Environment New Jersey analyzed the FY 2018 budget proposed by President Trump in the spring of 2017 and the current House and Senate appropriations bills and their impact on programs that protect communities from storm-related impacts. Overall, the Trump administration proposes a 31% ($2.6 billion) budget decrease for the Environmental Protection Agency (EPA) -- the primary agency for protecting the air we breathe and the water we drink, and reducing our exposure to toxic chemicals. The administration’s proposal also specifically proposed eliminating or cutting important clean water, coastal protection and slashing toxic waste cleanup programs. To date, the House has also proposed steep but slightly smaller cuts to the EPA of $528 million. The House spending bills also include several harmful legislative “riders,” including one that targets the Clean Water Rule, which protects flood-absorbing wetlands. The House bill also cuts important coastal protection programs and initially slashed clean water grants to states. Environment New Jersey is thankful for the leadership from Sen. Cory Booker and Sen. Robert Menendez and is calling on both Senators to continue to protect New Jerseyans by working to ensure full funding for important programs that protect our communities and opposing these and any other harmful proposals.
Protect Flood-Absorbing Wetlands
Floods are the most common natural disaster in the US, and scientists predict that the damage caused by floods will only increase in the years to come, to over $1 trillion per year by 2050 globally. As climate change continues to progress, extreme rain events that trigger flooding are likely to become increasingly frequent. In a warming world where extreme precipitation events will be more common, we need to protect critical natural flood barriers so that communities are safer from flooding and extreme precipitation events.
Wetlands are Nature’s Flood Control, but the House Budget Threatens their Protection
During times of heavy precipitation, wetlands act like a sponge to slow the velocity of runoff and retain excess water. In fact, an acre of wetland 1 foot deep can hold 330,000 gallons of water. In this way, wetlands reduce the danger of flooding and mitigate its worst impacts, providing water flow regulation services to communities across the U.S.

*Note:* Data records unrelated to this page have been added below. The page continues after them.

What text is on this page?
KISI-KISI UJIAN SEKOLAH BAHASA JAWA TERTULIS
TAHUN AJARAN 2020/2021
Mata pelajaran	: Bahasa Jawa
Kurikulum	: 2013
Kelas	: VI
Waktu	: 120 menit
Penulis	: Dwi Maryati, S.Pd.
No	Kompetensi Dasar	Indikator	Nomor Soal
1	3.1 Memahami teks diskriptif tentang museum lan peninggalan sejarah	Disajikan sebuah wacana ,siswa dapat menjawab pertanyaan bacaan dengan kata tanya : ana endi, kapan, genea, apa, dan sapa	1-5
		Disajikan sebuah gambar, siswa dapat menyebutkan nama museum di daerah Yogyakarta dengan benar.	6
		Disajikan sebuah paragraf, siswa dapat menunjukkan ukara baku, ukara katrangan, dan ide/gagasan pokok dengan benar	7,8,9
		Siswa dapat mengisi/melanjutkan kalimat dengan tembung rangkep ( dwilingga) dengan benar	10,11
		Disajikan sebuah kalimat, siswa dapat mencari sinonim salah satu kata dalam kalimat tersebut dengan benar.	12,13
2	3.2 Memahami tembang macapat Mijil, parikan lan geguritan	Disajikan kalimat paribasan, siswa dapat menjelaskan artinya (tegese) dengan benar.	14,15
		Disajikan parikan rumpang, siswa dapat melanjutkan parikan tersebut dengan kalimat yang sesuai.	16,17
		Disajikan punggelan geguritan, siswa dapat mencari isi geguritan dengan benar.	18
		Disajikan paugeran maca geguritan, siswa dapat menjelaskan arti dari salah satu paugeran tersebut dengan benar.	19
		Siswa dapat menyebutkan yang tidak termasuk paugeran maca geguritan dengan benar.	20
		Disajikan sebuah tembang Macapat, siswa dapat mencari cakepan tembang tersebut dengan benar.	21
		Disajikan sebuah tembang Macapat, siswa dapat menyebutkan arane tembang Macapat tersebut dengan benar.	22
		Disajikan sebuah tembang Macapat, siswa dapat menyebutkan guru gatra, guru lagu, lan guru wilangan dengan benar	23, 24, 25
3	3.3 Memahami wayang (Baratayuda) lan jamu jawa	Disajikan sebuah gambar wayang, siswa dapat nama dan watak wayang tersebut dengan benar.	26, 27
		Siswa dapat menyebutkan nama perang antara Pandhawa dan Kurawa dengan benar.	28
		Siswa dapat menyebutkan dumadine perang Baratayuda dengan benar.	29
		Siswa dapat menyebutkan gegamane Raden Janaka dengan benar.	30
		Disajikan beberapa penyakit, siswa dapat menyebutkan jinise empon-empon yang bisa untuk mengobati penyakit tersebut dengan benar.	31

In New Jersey alone, there more than 687,000 acres of freshwater wetlands across the state, and more than 125,000 acres of these wetlands are in the 100-year flood plains (where data is available). Collectively, New Jersey’s wetlands could absorb more than 226,000 million gallons of floodwaters during an extreme weather event. In just one county alone, Gloucester, close to half of the wetlands (more than 14,000 acres) are within the 100-year flood plain. Wetlands. protect our communities from flooding, so paving over or otherwise destroying wetlands reduces the ability of a landscape to absorb rainfall from extreme precipitation events.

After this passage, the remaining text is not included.